A Great Divide

Policing the Indian-made India-Bangladesh border fence is imperilling those who live along it

BSF soldiers patrol a floodlit section of the India- Bangladesh border fence near the Murikhawa border outpost, near Siliguri (13 October 2008). {{name}}
01 November, 2011

THE REGION ALONG THE 4,095-KM-LONG India-Bangladesh border is among the world’s most heavily populated and impoverished. Meandering lazily through the Ganges Delta and the Sundarbans and straddled by 54 rivers, the border passes through a diversiform topography—part riparian, part alluvial land, part hilly terrain. Many rivers shift course without warning—the Ichamati, down one stretch, every six hours—and the lives and livelihoods of farmers on both sides are at the mercy of riverbank erosion. Historically disregarded by the citizens of both countries, who have a far longer common history than their independent statehood, crossborder activities like smuggling cattle, intoxicant cough syrup, wheat, sugar and rice from India to Bangladesh, illegal migration from Bangladesh to India, and human trafficking on both sides are flourishing. Ostensibly to prevent this, India began constructing, in 2006, the world’s longest end-to-end international border fence, a 2.5-metre-high, concertina razorwire-cum-barbwire, partly spotlit, partly electrified barrier scheduled for completion in 2012 at a cost of $1.2 billion, twice the original estimate. The border is patrolled by India’s Border Security Force (BSF), a Central government-administered paramilitary agency set up for peacetime border control but now tasked with everything from human-proofing to narcosmuggling prevention to stopping militant infiltration, and the Border Guard Bangladesh (earlier Bangladesh Rifles), a ‘first line of defence’ paramilitary unit with enormous powers.

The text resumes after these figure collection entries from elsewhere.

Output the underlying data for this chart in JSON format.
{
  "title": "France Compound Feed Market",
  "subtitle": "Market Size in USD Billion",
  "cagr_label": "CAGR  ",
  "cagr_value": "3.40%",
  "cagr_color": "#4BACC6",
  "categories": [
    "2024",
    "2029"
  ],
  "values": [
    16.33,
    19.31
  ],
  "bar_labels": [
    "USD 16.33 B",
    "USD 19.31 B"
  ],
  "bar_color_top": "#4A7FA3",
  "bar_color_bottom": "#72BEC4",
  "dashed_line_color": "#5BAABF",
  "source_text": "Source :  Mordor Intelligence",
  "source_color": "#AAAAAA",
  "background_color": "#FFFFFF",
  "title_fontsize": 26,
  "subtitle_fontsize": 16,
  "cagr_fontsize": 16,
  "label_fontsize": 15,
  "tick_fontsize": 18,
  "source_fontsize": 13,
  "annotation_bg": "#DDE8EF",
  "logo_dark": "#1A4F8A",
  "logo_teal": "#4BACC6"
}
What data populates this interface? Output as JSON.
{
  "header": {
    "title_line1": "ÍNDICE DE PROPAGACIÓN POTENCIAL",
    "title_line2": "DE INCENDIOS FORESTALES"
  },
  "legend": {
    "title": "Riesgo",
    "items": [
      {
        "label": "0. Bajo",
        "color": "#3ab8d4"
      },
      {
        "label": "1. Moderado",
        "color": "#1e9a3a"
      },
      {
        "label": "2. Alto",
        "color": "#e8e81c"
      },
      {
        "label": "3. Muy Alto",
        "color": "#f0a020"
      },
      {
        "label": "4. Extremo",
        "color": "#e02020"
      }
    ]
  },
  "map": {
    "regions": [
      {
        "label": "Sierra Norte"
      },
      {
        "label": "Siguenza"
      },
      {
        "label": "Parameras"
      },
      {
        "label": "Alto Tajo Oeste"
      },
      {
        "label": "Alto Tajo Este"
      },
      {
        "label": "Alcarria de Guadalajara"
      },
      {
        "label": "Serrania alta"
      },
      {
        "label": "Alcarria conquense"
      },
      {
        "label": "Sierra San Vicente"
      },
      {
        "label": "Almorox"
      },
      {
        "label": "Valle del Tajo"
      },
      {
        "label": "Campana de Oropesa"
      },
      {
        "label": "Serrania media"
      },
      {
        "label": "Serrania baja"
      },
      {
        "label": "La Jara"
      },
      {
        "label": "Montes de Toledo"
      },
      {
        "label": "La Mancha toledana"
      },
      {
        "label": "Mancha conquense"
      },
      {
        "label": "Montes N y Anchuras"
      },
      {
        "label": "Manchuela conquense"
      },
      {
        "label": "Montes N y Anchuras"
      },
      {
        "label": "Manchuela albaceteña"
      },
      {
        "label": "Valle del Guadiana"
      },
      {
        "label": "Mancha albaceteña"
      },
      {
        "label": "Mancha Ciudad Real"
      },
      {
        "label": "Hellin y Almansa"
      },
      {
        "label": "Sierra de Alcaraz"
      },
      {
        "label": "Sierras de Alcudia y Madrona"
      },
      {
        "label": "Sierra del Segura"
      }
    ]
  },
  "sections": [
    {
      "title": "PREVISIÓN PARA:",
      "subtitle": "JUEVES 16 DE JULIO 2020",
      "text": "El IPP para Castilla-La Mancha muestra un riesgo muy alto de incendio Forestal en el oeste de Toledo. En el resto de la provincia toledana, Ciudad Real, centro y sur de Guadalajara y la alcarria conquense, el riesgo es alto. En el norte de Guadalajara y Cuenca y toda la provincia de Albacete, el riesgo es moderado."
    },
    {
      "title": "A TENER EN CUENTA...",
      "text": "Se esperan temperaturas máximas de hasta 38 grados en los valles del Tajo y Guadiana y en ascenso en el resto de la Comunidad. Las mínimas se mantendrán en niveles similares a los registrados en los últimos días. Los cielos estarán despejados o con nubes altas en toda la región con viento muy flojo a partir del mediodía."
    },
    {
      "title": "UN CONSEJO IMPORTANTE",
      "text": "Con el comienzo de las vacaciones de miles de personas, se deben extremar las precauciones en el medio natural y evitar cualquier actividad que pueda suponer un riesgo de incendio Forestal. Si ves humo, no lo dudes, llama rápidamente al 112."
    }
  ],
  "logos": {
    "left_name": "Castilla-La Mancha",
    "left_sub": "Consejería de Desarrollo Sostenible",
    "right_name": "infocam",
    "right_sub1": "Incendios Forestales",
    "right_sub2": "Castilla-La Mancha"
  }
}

According to the Bangladesh government and various human rights groups in both countries, the fencing has done more harm than good, and the BSF’s strongarm methods are incommensurate with India’s problems on its eastern border. (Despite this, in September, the Bangladesh government allowed the Indian government to erect the fence on the zero line, contravening the international norm of a buffer zone of nearly 140 metres between border and fencing.) Hundreds of cases have been documented of BSF brutality—verbal assaults, intimidation, rapes and killings—against both Indians and Bangladeshis living and working along the border region or dealing in legal transborder transactions. Indian villagers are often afraid to approach BSF border checkpoints to cross over to their farms and pastures, many of which have bestridden the border, the Partition’s detested ‘Radcliffe Line’, since the Bengal Presidency in the mid-19th century.

Following the release of Trigger Happy, the Human Rights Watch 2010 report which found that far more Bangladeshis than Indians have been killed by the BSF in their efforts to end cross-border smuggling, the Indian government called for restraint and recommended the use of nonlethal force. The Bangladeshi government and human rights groups in both nations have repeatedly complained about the BSF’s brutality. While the rate of killings seems to have decreased since January 2011, allegations of abusive behaviour persist. Until there are clear orders that alter operating procedures, and those who commit violations are promptly prosecuted by the local authorities, the abuses are unlikely to stop.